Santa brought many a package this year - a packaged data warehouse. There are a host of these offerings now available which represent the consultant dream of repackaging custom work to more customers. Of course, the popular ones come from the large vendors who own the systems which originate the data that is challenging to warehouse. For many, these approaches yields the following practical benefits:
- Enterprise Data Model using relatively acceptable best-practices and standards
- Views for the Business Model metadata
- ETL framework containing mappings/routines to load and refresh the data warehouse
- 100s of reports and dashboard content
- ETL routines have built-in Change Data Capture logic
- Open Interfaces to other data sources
- Industry standard Metadata for Common Business Functions (i.e. AP, AR, GL, Sales Forecasting, Pipeline, etc.)

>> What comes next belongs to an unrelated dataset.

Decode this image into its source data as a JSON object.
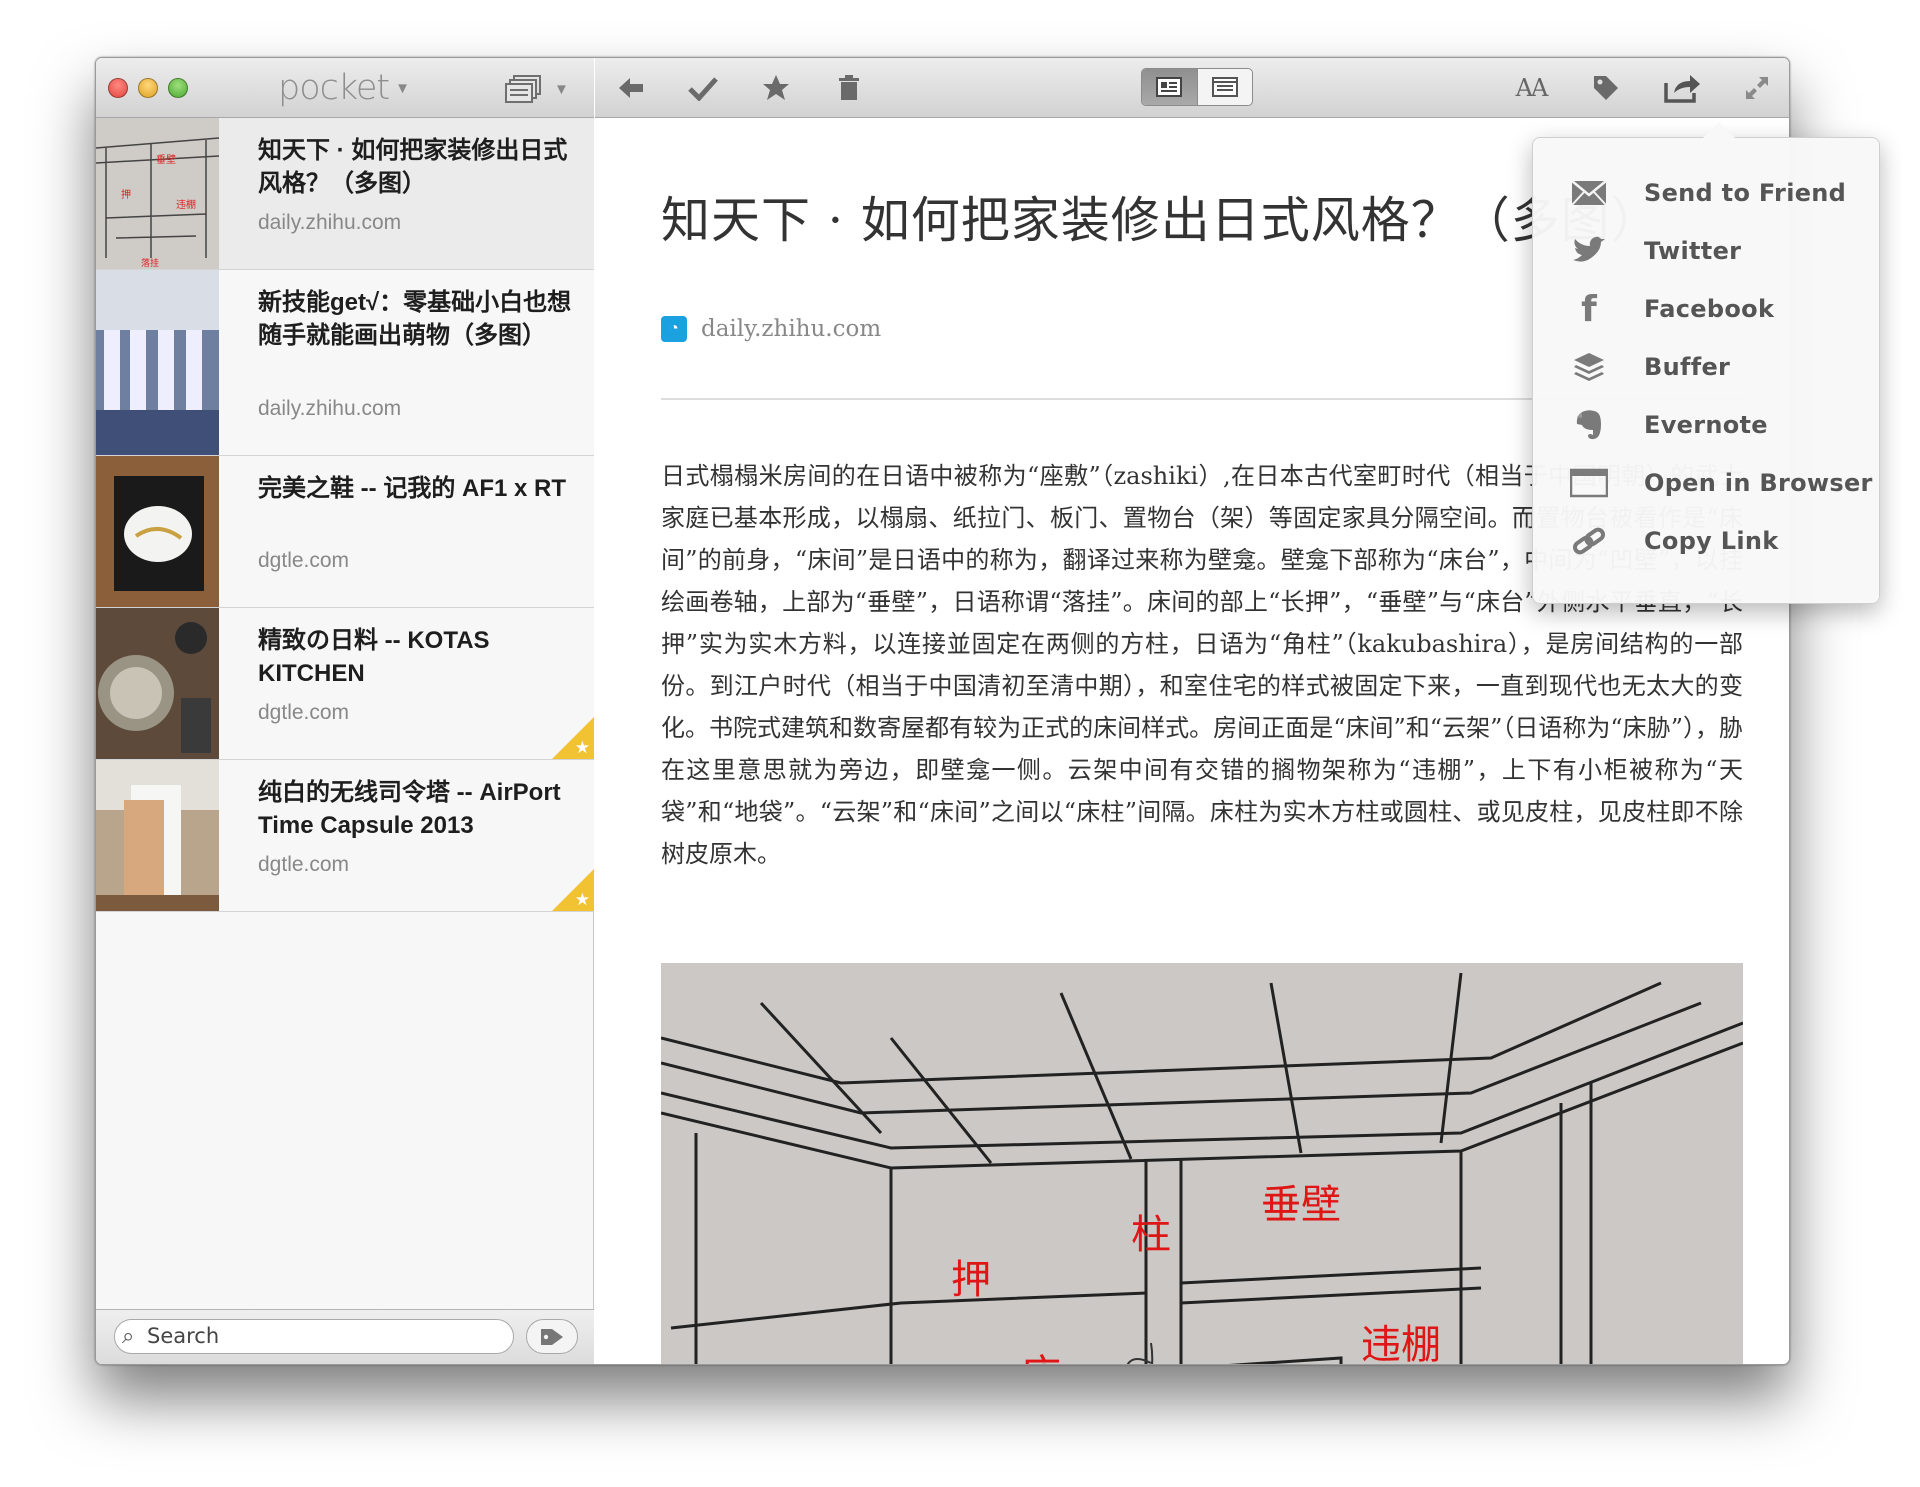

- Faster Time to some value
- Small team to deploy initially
- New features available via upgrades
It IS the fastest route to SOME value. Is it the right value for you? Is the time savings worth the extra cost? Will it pay off in the long run? It's not something to get into lightly. Unfortunately, packaged data warehousing tends to come with many misconceptions that make it seem more attractive. These are the most common:
1. It's a total plug-and-play
- Data modeling is not important
- The client does not have to staff data warehouse expertise
- The business does not have to be involved
- Data quality is not important
- Your individual enhancements will merge seamlessly with vendor enhancements in their releases
- The vendor will continue to upgrade its solution in real-time with the corresponding source system
- There are no other costs, i.e., Hardware costs, Employee costs, Consulting costs
Be sure to take a complete and multi-faceted view of this important decision.